Jembatan sepanjang kurang lebih 10 meter tersebut sebelumnya menjadi jalur utama masyarakat untuk beraktivitas, termasuk menuju wilayah Kabupaten Ogan Komering Ilir.
Ambruknya jembatan diduga disebabkan tingginya debit air sungai ogan yang menggerus pondasi hingga mengalami longsor dan menyebabkan badan jembatan runtuh.
Warga setempat kini harus bergotong royong membangun jembatan darurat dari bambu.
Akses tersebut hanya bisa dilalui oleh pejalan kaki dan kendaraan roda dua dengan kehati-hatian, sementara kendaraan roda empat tidak dapat melintas sama sekali.
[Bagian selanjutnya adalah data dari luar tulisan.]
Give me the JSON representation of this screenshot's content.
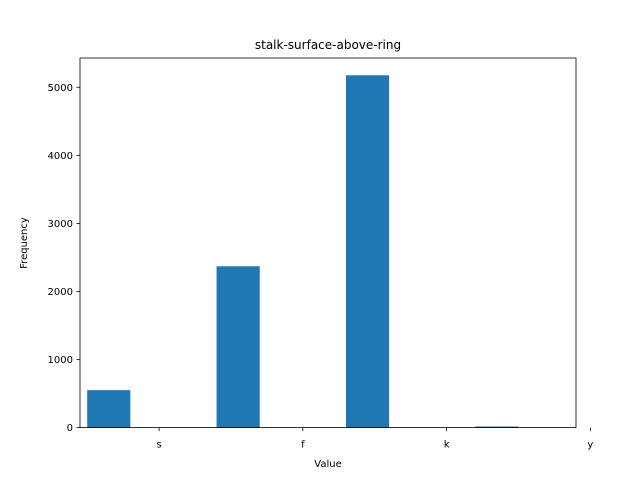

Kapolres Ogan Ilir, AKBP Bagus Suryo Wibowo, mengimbau masyarakat agar lebih waspada saat melintas di jalur darurat tersebut.
“Kami mengimbau kepada masyarakat yang melintas agar dilakukan pada siang hari saja, karena kondisi penerangan yang minim pada malam hari sangat berbahaya,” ujar Bagus, dikutip Rabu, 25 Maret 2026.
Sementara itu, pihak Dinas Pekerjaan Umum Dan Penataan Ruang (PUPR) Kabupaten Ogan Ilir memastikan bahwa perbaikan jembatan akan segera dilakukan agar akses transportasi warga dapat kembali normal.
Warga berharap pemerintah segera melakukan penanganan cepat mengingat jembatan tersebut merupakan jalur utama yang menunjang aktivitas ekonomi dan mobilitas masyarakat.